The below sample code should guide you through.

data have ;
input id sex $ ;
datalines ;
23 M
25 M
26 F
27 F
28 F
;
RUN ;

DATA WANT;
length Y $10. ;
set have ;
if sex='M' then do Y='Male' ;
end ;
else if sex = 'F' then do Y='Female' ;
end ;
run ;

proc print data=want;
run;
K_S
Obsidian | Level 7 K_S
Obsidian | Level 7

anoopmohandas7, that didn't help. 😞

I need to replace the missing observations by generating Ms and Fs randomly in a 4 to 6 ratio....

anoopmohandas7
Quartz | Level 8
Can you show me how your data looks like and what you expect it to be.
K_S
Obsidian | Level 7 K_S
Obsidian | Level 7

Please see PGStats reply for what I was looking for.

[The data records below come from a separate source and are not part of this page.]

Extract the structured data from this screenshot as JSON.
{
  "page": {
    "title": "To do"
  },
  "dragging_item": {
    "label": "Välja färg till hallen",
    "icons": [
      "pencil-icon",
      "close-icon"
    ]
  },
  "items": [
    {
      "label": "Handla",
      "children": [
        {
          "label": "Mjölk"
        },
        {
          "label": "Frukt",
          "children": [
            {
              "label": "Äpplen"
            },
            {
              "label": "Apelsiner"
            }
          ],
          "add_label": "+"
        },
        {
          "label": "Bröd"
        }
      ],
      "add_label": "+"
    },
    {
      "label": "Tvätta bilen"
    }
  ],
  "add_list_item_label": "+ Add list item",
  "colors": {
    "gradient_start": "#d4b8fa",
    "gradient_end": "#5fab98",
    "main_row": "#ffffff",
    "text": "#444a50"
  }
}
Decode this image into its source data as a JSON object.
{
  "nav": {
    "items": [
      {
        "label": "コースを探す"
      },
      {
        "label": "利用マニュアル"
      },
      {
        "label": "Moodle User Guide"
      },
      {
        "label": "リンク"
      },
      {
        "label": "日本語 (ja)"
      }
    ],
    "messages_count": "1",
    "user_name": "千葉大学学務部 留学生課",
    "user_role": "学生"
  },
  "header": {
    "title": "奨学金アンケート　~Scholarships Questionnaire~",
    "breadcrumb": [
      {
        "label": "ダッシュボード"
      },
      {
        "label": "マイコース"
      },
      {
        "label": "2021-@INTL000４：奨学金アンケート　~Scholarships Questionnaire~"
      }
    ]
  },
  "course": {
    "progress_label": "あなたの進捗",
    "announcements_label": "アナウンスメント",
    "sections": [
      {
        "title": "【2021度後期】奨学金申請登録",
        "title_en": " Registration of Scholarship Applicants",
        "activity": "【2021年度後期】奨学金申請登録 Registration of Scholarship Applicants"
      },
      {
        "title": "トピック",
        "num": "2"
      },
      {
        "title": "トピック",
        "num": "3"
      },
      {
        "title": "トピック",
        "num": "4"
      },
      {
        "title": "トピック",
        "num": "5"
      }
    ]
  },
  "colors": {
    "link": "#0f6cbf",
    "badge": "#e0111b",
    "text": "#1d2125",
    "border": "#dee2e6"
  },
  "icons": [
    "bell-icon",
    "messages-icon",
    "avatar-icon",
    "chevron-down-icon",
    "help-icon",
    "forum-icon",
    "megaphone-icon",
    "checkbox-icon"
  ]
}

Thank you so much for your reply though! 🙂

PGStats
Opal | Level 21

Use the random number generator RAND which returns a random number uniformly distributed between 0 and 1 :

 

data imputed;
set missing;
if missing(gender) then 
	if rand("uniform") < 0.6 then gender = "F"; else gender ="M";
run;
PG
K_S
Obsidian | Level 7 K_S
Obsidian | Level 7

Thank you, PG Stats! This does the trick! 😉

 

art297
Opal | Level 21

@PGStats: You're the statistician .. I'm only the Psychologist, but wouldn't LE .5 be the more appropriate cutoff?

 

Art, CEO, AnalystFinder.com

 

K_S
Obsidian | Level 7 K_S
Obsidian | Level 7

My question stated 0.6-PGStats just gave me what I asked for 😉

art297
Opal | Level 21

I hadn't seen your 4 to 6 ratio post. @PGStats: my sincere appologies. I should have know better than to question you 🙂

 

Art, CEO, AnalystFinder.com

PGStats
Opal | Level 21

@art297, you are welcome to question me any time Smiley Happy

PG
Reeza
Super User

@PGStats idea of using RAND is what I'd use, but not a Uniform Distribution, but a Bernoulli.

 

if rand('bernoulli', 0.6) = 1 then sex='F';
else sex='M';

 

PGStats
Opal | Level 21

Same thing, under the hood. You could also use "table".

PG
Reeza
Super User

@PGStats wrote:

Same thing, under the hood. You could also use "table".


I was wondering about that...it's been a while since I've studied random number generators 🙂

PGStats
Opal | Level 21

Of course, I haven't seen what's under the hood, I can only guess. But as far as I know, all RAND generators are based on transformations of the uniform generator.